Chris Brown and Drake are off the hook for a lawsuit filed by a nightclub that was the unexpected host to the two brawling in June 2012.
The $16 million lawsuit brought by the trademark holder of NYC's Greenhouse nightclub was thrown out of court Monday. A judge stated that Brown and Drake had "no duty to the club to behave," especially since the fight occurred at the adjacent W.i.P nightclub, reports TMZ.
The lesson here: Even when celebrities like Chris Brown and Drake are behaving badly, it doesn't always amount to a legal injury.
Who Sued Drake and Brown?
This case is somewhat confusing because of the facts, but here are the basics:
So the generically named Entertainment Enterprises (EE) was the plaintiff in this $16 million case. And although the big throw-down between Drake and Chris didn't even occur on their property, EE felt their proximity to the conflict "cost them a lot of money," reports TMZ.
Trademark Holder's Interests
Legally speaking, trademark holders like EE hold the legal interest in a name, symbol, or "mark" which is used to distinguish a product or service from others and identifies its source.
EE's trademark in "Greenhouse" entitles it to sue for infringement or dilution of that copyright.
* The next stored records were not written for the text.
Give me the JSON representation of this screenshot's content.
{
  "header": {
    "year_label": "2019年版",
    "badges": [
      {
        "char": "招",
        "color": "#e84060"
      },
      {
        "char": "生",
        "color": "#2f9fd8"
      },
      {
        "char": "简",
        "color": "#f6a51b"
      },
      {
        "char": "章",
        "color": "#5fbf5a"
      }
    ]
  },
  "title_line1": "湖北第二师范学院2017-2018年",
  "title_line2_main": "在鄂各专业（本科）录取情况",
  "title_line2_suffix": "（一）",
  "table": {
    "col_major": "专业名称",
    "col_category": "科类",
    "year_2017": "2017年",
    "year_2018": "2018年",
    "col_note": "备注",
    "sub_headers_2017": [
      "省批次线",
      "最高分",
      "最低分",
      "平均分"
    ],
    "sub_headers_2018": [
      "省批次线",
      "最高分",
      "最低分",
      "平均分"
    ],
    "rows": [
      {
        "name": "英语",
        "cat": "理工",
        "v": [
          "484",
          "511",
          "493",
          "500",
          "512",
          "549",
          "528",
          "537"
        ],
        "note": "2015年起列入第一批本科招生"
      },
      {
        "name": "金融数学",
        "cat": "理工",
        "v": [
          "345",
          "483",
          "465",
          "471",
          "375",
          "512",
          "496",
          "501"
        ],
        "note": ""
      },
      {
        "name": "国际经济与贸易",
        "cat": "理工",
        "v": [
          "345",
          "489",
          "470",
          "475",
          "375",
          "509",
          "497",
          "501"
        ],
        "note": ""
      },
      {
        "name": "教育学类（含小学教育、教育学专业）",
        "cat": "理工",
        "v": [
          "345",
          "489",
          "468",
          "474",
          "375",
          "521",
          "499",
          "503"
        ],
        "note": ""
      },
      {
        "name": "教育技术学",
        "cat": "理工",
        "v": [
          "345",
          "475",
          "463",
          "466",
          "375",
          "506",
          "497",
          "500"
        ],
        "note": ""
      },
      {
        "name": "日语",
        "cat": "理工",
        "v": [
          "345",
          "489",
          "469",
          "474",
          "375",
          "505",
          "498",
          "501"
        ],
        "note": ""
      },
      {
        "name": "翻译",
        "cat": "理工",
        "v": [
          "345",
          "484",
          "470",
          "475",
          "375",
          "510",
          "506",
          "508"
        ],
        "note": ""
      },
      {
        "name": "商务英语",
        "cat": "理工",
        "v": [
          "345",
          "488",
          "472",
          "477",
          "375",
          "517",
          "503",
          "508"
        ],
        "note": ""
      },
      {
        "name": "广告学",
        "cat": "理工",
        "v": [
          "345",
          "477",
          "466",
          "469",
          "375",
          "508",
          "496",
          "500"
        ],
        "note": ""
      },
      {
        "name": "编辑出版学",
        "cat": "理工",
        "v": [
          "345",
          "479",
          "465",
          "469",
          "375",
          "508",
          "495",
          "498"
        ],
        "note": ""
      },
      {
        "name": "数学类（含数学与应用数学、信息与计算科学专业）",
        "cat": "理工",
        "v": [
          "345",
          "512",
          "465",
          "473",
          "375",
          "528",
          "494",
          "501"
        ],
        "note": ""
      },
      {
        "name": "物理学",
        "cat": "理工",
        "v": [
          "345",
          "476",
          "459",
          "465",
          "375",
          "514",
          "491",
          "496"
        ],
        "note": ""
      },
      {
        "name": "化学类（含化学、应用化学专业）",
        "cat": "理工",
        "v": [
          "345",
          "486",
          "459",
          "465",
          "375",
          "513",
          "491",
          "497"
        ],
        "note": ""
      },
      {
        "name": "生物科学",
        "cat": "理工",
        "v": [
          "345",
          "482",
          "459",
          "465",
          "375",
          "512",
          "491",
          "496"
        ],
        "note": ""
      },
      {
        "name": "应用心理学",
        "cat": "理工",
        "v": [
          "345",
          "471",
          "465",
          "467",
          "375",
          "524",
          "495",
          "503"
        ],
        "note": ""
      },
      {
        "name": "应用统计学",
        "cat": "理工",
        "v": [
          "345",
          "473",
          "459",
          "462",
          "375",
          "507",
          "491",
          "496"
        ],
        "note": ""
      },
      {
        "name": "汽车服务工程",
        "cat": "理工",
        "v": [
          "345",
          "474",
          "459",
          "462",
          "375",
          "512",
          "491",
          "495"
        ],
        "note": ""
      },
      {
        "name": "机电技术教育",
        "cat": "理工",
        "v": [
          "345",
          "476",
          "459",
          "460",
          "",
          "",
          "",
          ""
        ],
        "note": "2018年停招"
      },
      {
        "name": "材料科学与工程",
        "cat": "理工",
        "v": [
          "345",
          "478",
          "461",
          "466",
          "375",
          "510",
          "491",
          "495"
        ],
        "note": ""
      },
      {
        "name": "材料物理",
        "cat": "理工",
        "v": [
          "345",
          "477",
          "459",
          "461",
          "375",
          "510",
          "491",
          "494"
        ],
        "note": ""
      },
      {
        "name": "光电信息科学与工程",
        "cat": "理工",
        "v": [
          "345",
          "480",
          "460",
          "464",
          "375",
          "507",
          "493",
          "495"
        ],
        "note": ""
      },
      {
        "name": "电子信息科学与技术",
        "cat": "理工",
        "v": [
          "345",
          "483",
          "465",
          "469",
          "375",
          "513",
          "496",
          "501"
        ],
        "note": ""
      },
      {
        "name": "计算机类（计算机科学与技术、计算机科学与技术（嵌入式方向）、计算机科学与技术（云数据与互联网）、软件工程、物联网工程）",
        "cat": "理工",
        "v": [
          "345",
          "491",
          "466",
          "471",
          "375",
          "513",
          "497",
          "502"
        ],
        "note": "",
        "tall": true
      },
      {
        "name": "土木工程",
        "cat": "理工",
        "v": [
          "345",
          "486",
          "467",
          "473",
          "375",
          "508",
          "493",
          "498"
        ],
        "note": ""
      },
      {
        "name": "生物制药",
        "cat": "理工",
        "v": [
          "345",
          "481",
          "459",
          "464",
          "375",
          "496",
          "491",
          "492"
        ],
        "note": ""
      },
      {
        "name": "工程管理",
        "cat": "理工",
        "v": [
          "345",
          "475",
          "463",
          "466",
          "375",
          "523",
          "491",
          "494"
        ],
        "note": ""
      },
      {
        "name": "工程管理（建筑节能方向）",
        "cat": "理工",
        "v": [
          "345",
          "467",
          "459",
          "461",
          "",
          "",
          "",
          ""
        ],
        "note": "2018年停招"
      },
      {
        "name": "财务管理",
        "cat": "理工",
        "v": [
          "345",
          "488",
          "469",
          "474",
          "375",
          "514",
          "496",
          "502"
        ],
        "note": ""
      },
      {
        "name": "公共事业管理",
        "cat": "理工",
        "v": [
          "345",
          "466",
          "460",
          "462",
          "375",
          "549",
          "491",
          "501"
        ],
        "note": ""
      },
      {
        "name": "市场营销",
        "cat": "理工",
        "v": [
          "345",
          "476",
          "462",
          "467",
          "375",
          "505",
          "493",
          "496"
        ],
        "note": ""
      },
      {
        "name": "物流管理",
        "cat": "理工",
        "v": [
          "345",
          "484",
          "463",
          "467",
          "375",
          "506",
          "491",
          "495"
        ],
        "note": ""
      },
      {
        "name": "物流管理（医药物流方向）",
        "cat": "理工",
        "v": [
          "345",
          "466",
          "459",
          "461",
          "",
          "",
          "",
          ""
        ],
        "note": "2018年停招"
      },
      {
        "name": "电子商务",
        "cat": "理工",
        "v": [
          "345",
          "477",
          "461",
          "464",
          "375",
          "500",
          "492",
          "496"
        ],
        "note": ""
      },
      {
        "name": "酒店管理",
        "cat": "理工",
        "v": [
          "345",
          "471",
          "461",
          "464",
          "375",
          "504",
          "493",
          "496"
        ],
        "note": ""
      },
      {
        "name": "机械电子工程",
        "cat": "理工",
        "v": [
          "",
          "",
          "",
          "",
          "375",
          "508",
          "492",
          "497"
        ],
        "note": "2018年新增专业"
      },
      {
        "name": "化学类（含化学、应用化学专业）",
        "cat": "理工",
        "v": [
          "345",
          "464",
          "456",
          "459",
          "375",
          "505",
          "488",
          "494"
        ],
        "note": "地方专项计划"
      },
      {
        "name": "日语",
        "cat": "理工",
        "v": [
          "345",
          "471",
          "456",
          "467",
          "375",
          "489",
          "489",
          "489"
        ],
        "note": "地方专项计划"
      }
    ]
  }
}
But in this case, EE sued for gross negligence, claiming that a potential business deal was nixed after bad publicity from the fight hit the media.
No Clear Duty
Defendants who are found guilty of negligence must be found to have breached a duty to the plaintiff, which then caused that person some form of calculable damage.
Chris Brown and Drake may have caused damage and breached a duty to the W.i.P. nightclub during their glass-breaky bash, but there is no clear duty for Brown and Drake to protect EE from negative publicity, the judge ruled.
Additionally, the judge reminded EE that nightclub fights are not at all uncommon, so EE "can't just sue whenever a fight happens," reports TMZ.